The outbreak of the global pandemic has significantly worsened the indebtedness of low- and middle-income countries and slowed down their development. Some have had difficulties repaying their debts and the ongoing economic crisis triggered by the pandemic has exacerbated the situation, forcing many to cut the social spending that is desperately needed to curb the health crisis.
As the pandemic unfolded, developing countries saw their external debt levels reaching record highs. In 2020, the total amounted to US$10.6 trillion up from about US$10 trillion in 2019 and just US$4.4 trillion in 2009. The hike took place against the backdrop of an economic decline. According to the International Monetary Fund, developed economies saw their GDP falling to -4.6% while in emerging and developing countries the indicator went down to –2.1%.
Fig.1. Latest World Economic Outlook Update Growth Projections
The Brookings Institution, a U.S.-based think tank, has devised a solution for the debt issue with its experts arguing that debt should be linked to willingness to use the development spending from others to boost the economies of the poorest nations.

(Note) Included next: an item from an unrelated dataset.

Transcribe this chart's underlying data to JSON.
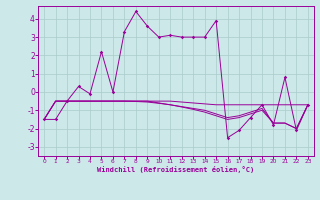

They also insist that the market is not able to resolve the problem of indebtedness of the poorest states by itself and the issue must be addressed by policymakers. Politicians should deal with actions taken by creditors and not allow them to trigger liquidity problems and debt crises. Middle-income countries should have the opportunity to refinance their debts on reasonable terms which means that additional financing from state and private creditors is required.
When the pandemic hit economies worldwide, G20 agreed to postpone bilateral debt payments in May 2020 and allowed countries to join the Debt Service Suspension Initiative (DSSI) which offered extended debt suspension until the end of 2021. The Brookings Institution analysts point out however that this is not sufficient to bring relief to the poorer states hit by the crisis. They argue that DSSI should cover all vulnerable states such as small island countries or those whose economies are dependent on tourism. Moreover, middle-income states should have access to some form of international financial support which at the moment is limited.
The Brookings Institution analysts note that apart from either postponing or restructuring debts, creditors should also adopt other approaches to ensure that the money borrowed is channeled to development. As low-income states face problems with effective governance, financial support must be linked to social spending on health care, climate and Sustainable Development projects to boost progress.
While half of the world’s low-income states were in debt distress or at high risk before the COVID-19 outbreak, the pandemic has only exacerbated their situation. The International Monetary Fund found that in 2020, six states defaulted on repayments, and furthermore for 36 developing countries, one out of three rating agencies downgraded their sovereign credit rating while 28 states had their outlook downgraded. While many middle-income states have been able to return to the international bond markets since COVID-19 broke out, only two sub-Saharan African states have managed to do so, Ivory Coast and Benin.
Wealthier states also have more resilient economies so are able to help their citizens and channel money for social spending by allocating trillions of dollars in fiscal support. It is estimated that the support represents 24% of their GDP while in the case of low- and middle-income states, this is only 2% and 6%, respectively. The economic turmoil also led to a drop of 40% in foreign direct investments last year and a further decrease is expected in 2021. In the era of economic downturn, it is especially important to shape debt policy in a way that the resources borrowed boost development.